There were glimpses of brittleness, too, and as the half wore on even a sense of City enjoying playing this wonderfully lissome football a bit too much.

At one point Delph and Otamendi seemed to have swapped positions. Why exactly was not immediately clear. And for a while Napoli picked some holes in City’s gallivanting defence, picking out the familiar swift through-passes down the side of the centre-backs for José Callejón and Lorenzo Insigne. They should have scored before the half was out, most notably from the penalty spot on 37 minutes after Walker had pulled Albiol down. Mertens plonked the kick straight at Ederson who saved with his legs.

It is another kind of test for City to maintain their intensity levels in games like these against opponents who will have their own periods of possession. Napoli began the second half like a team that had been slapped around the chops and cleared its head, Marek Hamsik seeing more of the ball and both full-backs pushing high up the pitch.

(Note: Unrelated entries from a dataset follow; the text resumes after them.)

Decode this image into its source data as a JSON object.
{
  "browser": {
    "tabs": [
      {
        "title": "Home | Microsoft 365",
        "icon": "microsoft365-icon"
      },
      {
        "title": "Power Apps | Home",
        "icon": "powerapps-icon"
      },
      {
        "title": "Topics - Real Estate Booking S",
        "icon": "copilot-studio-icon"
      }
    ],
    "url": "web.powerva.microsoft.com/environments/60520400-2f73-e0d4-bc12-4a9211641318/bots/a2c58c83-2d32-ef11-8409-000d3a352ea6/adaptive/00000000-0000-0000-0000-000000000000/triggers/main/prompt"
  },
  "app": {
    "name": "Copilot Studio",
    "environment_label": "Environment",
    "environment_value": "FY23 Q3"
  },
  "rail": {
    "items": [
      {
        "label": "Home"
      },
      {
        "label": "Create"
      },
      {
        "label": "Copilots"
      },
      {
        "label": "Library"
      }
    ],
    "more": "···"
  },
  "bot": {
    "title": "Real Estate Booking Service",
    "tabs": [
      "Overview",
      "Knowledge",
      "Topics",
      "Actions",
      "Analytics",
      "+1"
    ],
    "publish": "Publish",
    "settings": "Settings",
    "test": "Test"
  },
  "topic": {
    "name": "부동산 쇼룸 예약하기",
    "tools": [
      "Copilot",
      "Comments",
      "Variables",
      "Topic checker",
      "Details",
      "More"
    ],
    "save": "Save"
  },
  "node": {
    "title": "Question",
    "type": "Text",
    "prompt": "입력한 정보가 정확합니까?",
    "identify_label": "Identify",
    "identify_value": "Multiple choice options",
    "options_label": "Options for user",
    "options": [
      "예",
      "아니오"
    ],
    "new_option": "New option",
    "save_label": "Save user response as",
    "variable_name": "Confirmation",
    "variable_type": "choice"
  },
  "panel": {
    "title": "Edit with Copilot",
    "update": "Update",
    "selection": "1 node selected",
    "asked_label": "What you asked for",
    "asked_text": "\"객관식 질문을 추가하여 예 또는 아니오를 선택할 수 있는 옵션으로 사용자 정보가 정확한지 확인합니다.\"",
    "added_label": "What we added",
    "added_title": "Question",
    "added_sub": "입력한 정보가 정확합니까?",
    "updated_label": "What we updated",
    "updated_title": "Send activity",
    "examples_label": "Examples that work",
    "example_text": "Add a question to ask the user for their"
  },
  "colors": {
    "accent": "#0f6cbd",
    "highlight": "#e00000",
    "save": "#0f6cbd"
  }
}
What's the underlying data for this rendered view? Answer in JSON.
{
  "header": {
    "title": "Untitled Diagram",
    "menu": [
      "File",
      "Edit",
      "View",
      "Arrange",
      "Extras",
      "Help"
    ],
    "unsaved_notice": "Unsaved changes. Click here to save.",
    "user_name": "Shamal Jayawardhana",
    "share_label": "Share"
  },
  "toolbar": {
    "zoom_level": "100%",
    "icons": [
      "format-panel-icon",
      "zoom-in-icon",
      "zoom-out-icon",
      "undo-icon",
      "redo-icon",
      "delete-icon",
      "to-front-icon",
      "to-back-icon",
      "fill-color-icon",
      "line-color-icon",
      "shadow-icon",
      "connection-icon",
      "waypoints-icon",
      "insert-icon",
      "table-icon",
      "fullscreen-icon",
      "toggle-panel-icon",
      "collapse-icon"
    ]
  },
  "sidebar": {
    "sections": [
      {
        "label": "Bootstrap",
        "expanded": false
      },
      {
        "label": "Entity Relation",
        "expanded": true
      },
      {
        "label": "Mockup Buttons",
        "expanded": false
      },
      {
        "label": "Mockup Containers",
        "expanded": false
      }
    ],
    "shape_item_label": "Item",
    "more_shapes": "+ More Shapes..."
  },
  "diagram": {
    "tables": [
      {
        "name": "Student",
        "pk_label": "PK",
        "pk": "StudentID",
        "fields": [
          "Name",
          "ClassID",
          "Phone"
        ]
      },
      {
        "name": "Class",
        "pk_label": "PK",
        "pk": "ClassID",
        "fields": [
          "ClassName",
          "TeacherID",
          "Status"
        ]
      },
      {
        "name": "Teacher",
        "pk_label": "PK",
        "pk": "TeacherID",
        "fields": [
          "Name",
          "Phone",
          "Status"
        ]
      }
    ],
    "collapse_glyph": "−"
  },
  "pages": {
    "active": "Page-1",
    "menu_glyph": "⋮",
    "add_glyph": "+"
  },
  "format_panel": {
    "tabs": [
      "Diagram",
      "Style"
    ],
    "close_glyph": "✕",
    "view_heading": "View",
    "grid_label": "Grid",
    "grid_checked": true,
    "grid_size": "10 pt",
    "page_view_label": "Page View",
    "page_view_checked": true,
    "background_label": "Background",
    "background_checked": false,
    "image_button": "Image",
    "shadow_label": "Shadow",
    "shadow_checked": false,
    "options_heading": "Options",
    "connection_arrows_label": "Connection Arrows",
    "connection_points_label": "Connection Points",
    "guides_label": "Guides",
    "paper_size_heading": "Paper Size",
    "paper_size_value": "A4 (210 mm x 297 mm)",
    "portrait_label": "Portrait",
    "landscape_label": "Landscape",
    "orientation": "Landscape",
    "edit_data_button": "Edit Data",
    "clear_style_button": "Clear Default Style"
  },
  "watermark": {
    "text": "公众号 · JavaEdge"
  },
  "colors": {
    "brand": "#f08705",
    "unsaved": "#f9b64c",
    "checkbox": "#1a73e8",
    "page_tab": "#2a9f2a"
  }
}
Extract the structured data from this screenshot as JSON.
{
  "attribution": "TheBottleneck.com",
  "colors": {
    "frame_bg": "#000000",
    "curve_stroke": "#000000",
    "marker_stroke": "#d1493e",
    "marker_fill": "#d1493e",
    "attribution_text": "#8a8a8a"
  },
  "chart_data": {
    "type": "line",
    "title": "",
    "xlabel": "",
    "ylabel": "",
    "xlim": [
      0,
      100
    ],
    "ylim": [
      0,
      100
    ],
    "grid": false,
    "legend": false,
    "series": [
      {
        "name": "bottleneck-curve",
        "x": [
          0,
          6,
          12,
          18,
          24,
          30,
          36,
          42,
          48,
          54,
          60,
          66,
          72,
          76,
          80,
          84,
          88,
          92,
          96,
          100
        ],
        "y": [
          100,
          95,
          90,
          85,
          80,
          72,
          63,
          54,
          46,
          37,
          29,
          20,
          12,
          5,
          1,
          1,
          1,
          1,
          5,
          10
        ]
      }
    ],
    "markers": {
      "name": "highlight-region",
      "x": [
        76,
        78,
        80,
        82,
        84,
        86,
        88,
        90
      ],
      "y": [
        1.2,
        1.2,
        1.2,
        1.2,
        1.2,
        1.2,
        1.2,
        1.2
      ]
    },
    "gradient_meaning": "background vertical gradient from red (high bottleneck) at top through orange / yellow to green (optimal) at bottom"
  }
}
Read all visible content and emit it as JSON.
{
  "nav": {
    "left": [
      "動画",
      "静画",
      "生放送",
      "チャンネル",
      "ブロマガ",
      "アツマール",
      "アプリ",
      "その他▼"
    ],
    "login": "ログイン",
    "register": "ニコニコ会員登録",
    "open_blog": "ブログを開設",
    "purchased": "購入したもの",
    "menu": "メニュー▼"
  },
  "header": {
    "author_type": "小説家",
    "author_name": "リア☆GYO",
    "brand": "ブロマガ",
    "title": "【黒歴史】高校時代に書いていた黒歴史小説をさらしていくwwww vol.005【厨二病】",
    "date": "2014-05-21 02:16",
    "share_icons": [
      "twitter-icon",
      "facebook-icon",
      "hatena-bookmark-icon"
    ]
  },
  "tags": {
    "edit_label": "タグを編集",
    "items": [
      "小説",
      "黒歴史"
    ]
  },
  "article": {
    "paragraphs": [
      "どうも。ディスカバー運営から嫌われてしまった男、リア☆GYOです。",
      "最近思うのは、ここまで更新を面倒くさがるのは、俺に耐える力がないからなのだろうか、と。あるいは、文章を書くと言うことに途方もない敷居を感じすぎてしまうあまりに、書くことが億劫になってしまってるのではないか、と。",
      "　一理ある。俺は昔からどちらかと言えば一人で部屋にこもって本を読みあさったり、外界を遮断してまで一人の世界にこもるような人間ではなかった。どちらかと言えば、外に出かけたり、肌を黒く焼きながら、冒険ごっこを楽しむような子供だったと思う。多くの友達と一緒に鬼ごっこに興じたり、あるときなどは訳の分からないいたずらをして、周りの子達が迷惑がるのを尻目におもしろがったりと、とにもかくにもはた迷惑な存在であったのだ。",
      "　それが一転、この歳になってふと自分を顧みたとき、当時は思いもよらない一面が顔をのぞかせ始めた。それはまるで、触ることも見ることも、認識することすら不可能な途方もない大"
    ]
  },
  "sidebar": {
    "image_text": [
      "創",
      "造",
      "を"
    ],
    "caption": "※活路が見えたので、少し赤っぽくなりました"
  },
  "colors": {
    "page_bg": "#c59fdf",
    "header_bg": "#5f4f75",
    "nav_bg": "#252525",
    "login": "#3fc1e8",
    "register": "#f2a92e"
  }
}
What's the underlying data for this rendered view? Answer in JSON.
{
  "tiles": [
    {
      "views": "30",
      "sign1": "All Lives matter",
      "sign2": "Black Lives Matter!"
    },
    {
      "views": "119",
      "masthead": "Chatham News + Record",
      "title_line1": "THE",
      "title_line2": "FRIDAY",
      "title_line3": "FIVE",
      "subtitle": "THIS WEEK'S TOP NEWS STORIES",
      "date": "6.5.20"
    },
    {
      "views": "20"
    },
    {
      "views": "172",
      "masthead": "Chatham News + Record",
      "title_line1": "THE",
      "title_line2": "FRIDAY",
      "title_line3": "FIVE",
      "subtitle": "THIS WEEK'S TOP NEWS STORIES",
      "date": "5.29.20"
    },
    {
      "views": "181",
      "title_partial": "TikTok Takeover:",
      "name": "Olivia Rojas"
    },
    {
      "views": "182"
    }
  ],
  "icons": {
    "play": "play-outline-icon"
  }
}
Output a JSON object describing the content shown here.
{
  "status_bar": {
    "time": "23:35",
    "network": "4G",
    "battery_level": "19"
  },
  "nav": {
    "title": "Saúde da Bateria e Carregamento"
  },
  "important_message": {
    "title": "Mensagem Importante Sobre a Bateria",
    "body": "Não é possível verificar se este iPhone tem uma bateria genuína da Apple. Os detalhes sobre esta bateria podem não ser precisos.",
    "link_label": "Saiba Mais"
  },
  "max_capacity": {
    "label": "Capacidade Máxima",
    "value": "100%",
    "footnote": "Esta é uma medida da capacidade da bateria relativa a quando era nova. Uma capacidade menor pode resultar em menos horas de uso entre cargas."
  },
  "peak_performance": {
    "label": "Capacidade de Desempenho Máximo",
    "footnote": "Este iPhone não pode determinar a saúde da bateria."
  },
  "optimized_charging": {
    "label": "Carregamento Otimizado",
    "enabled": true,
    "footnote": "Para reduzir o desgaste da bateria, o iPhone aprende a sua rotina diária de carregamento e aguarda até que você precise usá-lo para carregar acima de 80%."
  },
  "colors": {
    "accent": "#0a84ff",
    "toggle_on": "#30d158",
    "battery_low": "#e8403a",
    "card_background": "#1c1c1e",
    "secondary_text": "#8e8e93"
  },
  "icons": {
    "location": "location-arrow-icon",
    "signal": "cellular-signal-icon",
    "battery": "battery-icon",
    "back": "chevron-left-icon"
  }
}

De Bruyne continued to drive City on, carrying around with him that personalised pocket of space he unfurls wherever he goes. There is no better playmaker in the Premier League, perhaps anywhere, a player who can do it all, dropping deep, managing the counterattack and producing surgical scoring passes.

It is at the back that City looked vulnerable. Time and again they played the ball around with a pointless sense of daring. With 65 minutes gone an extended passage of keep-ball ended with Napoli stealing possession and John Stones blocking Hamsik’s shot at full stretch.

Teams in this competition will take a toll at some stage, as Napoli did six minutes later, the excellent Diawara pulling one back from the spot after Fernandinho had tripped Faouzi Ghoulam. Both teams might have scored again but City held on and with nine points from three games will expect to cruise the rest of this group.